IVOR NOVELLO (1893-1951). The Welsh songwriter and playwright was born David Ivor Davies. He was also a matinee idol, appearing in Alfred Hitchcock’s The Lodger and Noel Coward’s The Vortex, and a Hollywood writer for films including Greta Garbo’s Mata Hari and Tarzan The Ape Man (writing the line ‘Me Tarzan, you Jane’, which, incidental­ly, he hated). During World War II he was caught misusing petrol ration coupons and trying to bribe a policeman and sentenced to eight weeks in jail. HUGH TREVOR-ROPER (1914-2003). The historian from Northumber­land made his name with his 1947 book The Last Days Of Hitler after being asked by the intelligen­ce services to find out what had happened to the Fuhrer. Ennobled in 1979, he later gained equal fame for authentica­ting the fake Hitler diaries, making what one obituary described as ‘an egregious ass of himself’.

ON JANUARY 15…

IN 1759, the British Museum opened at a converted stately home on London’s Great Russell Street (Buckingham House, later Buckingham Palace, had been rejected).

IN 1961, The Primettes signed for Motown Records on the condition they change their name — to The Supremes.

WORD WIZARDRY

GUESS THE DEFINITION: Layette (c1830)

A) A vessel for incense.

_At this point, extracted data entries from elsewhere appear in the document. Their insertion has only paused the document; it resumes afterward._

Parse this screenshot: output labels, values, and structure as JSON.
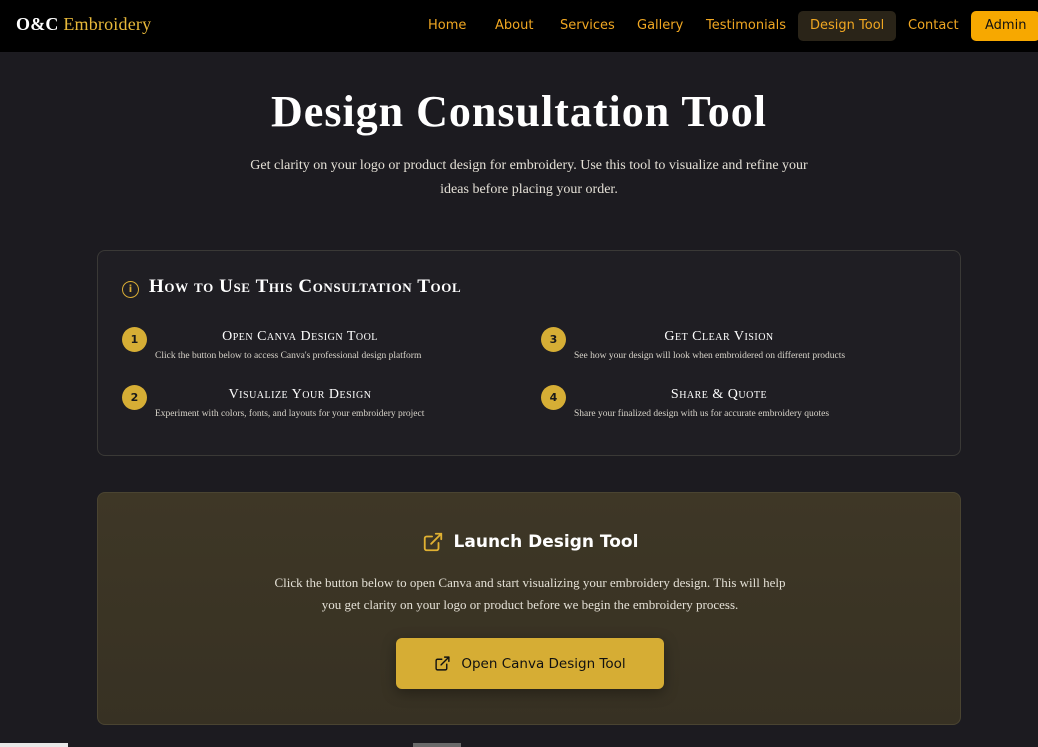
{
  "brand": {
    "part1": "O&C",
    "part2": "Embroidery"
  },
  "nav": {
    "items": [
      {
        "label": "Home"
      },
      {
        "label": "About"
      },
      {
        "label": "Services"
      },
      {
        "label": "Gallery"
      },
      {
        "label": "Testimonials"
      },
      {
        "label": "Design Tool"
      },
      {
        "label": "Contact"
      }
    ],
    "active": "Design Tool",
    "admin_label": "Admin"
  },
  "hero": {
    "title": "Design Consultation Tool",
    "subtitle": "Get clarity on your logo or product design for embroidery. Use this tool to visualize and refine your ideas before placing your order."
  },
  "howto": {
    "icon": "info-icon",
    "title": "How to Use This Consultation Tool",
    "steps": [
      {
        "num": "1",
        "title": "Open Canva Design Tool",
        "desc": "Click the button below to access Canva's professional design platform"
      },
      {
        "num": "2",
        "title": "Visualize Your Design",
        "desc": "Experiment with colors, fonts, and layouts for your embroidery project"
      },
      {
        "num": "3",
        "title": "Get Clear Vision",
        "desc": "See how your design will look when embroidered on different products"
      },
      {
        "num": "4",
        "title": "Share & Quote",
        "desc": "Share your finalized design with us for accurate embroidery quotes"
      }
    ]
  },
  "launch": {
    "icon": "external-link-icon",
    "title": "Launch Design Tool",
    "desc": "Click the button below to open Canva and start visualizing your embroidery design. This will help you get clarity on your logo or product before we begin the embroidery process.",
    "button_label": "Open Canva Design Tool"
  },
  "colors": {
    "accent": "#f0a722",
    "gold": "#d6ad34",
    "background": "#1c1b20",
    "nav_background": "#000000"
  }
}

B) A horse dumping its rider. C) Articles for a newborn child.

Answer below

PHRASE EXPLAINED

Not a dicky bird: Meaning silence; the phrase alludes to the fact that ‘dicky bird’ is Cockney rhyming slang for word; a ‘dicky bird’ was a generic term for any little bird common in England in the 1700s.

QUOTE FOR TODAY

Compound interest is the eighth wonder of the world.

Albert Einstein (1879-1955)

JOKE OF THE DAY

WHY was Cinderella thrown off the football

team? She kept running away from the ball. Guess The Definition answer: C.